Absolutely the forum is to share experiences. That's never going to stop me from looking for information wherever I can find it, and sharing whatever I find useful no matter where it came from. We can discuss stuff here, even if we found it somewhere else.





> Articles, while extremely informative and helpful fall short when it comes to some things. Besides, if you were looking for articles alone, one would go to a dedicated website and not a forum, true?



No need to have one and not the other. Articles form starting points for discussions on recurring topics. I've referred people to John's Gray Tree Frog care article dozens of times AND at the same time tried to contribute to anything not covered in the article that the inquirer was interested in. Articles can form a valuable repository of useful data and draw people into discussion. I probably would never have even bothered registering on Frog Forum if it wasn't for John's care article.





> And please don't forget, sometimes particular topics don't get a lot of activity due to lack of info. If there more diversity of the information alotted, maybe there would be more activity? I.e. lurkers becoming involved members? These are just observations i have picked up along the way in the many forums i belong to. Remember, the forum is only s strong as it's membership.
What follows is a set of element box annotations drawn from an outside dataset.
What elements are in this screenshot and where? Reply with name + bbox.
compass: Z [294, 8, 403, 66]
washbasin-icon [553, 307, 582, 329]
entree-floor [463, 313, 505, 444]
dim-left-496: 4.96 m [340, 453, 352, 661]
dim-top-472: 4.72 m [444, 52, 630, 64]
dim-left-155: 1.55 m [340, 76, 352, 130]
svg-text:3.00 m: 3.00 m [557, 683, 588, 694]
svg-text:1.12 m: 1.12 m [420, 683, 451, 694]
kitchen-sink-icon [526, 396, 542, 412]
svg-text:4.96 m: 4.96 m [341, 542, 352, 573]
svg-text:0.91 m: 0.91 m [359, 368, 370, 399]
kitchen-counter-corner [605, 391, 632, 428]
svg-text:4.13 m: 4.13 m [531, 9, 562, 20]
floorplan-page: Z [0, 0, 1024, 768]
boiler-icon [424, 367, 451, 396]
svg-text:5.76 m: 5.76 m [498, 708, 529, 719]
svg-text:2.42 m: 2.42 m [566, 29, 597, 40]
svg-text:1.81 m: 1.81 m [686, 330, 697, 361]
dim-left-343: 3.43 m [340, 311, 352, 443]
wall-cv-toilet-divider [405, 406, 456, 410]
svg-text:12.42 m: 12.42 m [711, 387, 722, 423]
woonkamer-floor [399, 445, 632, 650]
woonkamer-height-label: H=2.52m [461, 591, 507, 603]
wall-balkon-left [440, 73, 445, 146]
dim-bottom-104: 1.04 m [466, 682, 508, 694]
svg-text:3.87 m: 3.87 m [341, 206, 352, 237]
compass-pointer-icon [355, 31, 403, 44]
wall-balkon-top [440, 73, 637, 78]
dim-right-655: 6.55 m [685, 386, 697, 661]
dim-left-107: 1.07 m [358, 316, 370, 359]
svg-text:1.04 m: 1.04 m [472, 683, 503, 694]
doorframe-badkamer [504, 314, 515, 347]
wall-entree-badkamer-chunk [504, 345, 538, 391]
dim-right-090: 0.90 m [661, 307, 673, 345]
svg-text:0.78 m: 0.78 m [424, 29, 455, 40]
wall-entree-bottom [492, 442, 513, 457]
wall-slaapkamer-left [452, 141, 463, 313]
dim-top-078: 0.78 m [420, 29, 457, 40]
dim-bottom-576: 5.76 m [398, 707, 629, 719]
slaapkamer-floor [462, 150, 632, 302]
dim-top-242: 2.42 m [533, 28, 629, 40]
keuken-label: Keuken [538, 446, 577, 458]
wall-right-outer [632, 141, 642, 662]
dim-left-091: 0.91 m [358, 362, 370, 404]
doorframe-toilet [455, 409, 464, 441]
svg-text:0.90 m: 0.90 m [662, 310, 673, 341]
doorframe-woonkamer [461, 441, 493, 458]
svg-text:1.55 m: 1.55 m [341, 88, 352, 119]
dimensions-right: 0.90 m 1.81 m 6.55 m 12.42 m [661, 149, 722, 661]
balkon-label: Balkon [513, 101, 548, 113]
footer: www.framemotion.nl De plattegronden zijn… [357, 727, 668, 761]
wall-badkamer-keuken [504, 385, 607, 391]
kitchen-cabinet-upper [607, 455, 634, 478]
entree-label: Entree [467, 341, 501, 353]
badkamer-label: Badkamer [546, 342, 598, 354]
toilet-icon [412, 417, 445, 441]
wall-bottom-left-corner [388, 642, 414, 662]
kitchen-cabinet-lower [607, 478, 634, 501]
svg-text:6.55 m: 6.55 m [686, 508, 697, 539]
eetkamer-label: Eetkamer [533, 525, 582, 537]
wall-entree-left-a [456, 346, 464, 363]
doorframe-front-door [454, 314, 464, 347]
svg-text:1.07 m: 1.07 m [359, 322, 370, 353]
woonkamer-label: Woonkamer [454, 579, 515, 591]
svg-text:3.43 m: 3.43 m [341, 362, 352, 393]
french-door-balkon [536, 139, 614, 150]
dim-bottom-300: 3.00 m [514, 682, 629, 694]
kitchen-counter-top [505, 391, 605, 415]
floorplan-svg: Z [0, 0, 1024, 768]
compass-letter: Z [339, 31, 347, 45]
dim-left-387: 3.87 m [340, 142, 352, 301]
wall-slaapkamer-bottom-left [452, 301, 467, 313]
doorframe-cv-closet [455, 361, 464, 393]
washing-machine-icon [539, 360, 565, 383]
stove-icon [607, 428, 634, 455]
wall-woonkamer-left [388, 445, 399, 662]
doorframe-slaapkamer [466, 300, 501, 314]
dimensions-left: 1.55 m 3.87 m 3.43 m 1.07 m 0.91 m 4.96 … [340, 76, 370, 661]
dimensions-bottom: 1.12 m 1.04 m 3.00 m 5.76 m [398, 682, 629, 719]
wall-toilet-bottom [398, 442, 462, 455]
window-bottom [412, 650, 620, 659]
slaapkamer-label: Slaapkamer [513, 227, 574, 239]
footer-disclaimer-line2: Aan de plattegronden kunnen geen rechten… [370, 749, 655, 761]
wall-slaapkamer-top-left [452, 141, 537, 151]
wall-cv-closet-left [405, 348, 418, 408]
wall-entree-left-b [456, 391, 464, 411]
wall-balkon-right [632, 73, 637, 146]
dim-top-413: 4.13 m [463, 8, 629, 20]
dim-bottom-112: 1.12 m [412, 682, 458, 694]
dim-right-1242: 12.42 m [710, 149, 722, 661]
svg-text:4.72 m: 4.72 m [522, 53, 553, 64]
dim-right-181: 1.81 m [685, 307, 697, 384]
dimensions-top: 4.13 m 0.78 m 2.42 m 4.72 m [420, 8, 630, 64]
If you make the space, someone will fill it? I'm just of the opinion that the Do It Yourself stuff fits under the appropriate and already existing categories. I'm not the boss though :Smile:

----------


## bill

> Bill,
> I'm a planning a dart viv. ( proven pair or small group ) 
> Sadly I will not be ready by then. In fact, don't even know what I want yet. 
> I do know I want one on the larger side and that might use the height a bit.
> 
> Probably will get an exo-terra  36" wide 18 or 24 high- that should do it! ( nice for a group) 
> or 
> 2- 24" W 18 high and 2 different species
>  see, see what happens   
> ...


leucomelas will use the height. but i have also had discusions with folk who say their leucs only used the vertical spaces while they were young, but when they became sub adults, they stayed mostly in the teresstrial portion of the enclosures. but as we all know, all froggies are different, just like peoples  :Smile:

----------


## bill

all valid points.  :Smile:  i guess my position on articles vs. forums is that if you don't understand something in an article, that's it. you are kind of screwed. i mean, yes, some articles allow you to comment, but if a question is asked, it rarely is ever answered, or you are directed to the forum (i've seen it even on this forum)  now, put the same info into a post on a forum and people can ask questions that can be answered by not only the op, but other members as well. i always thought that open dialogue is the best way to obtain information. 

oh, and i agree, John and Don's care sheets are top notch!! i have seen quite a few care sheets out there, and theirs simply blows the others away.

----------


## steampunk

Im up for seeing a Do It Yourself section as im currently writing a set of instructions on waterfall construction because there is simply not much information avaliable on it. If there was a Do It Yourself section it would be easy to post my info for people (as im a little confused on where to post the finished product?) lol. 
Maybe make it general, as i've read loads of Do It Yourself forums on enclousres and you can often take ideas from different people, or maybe simply don't think of something if you are specifically looking for a certain species.

That's my two cents lol.

----------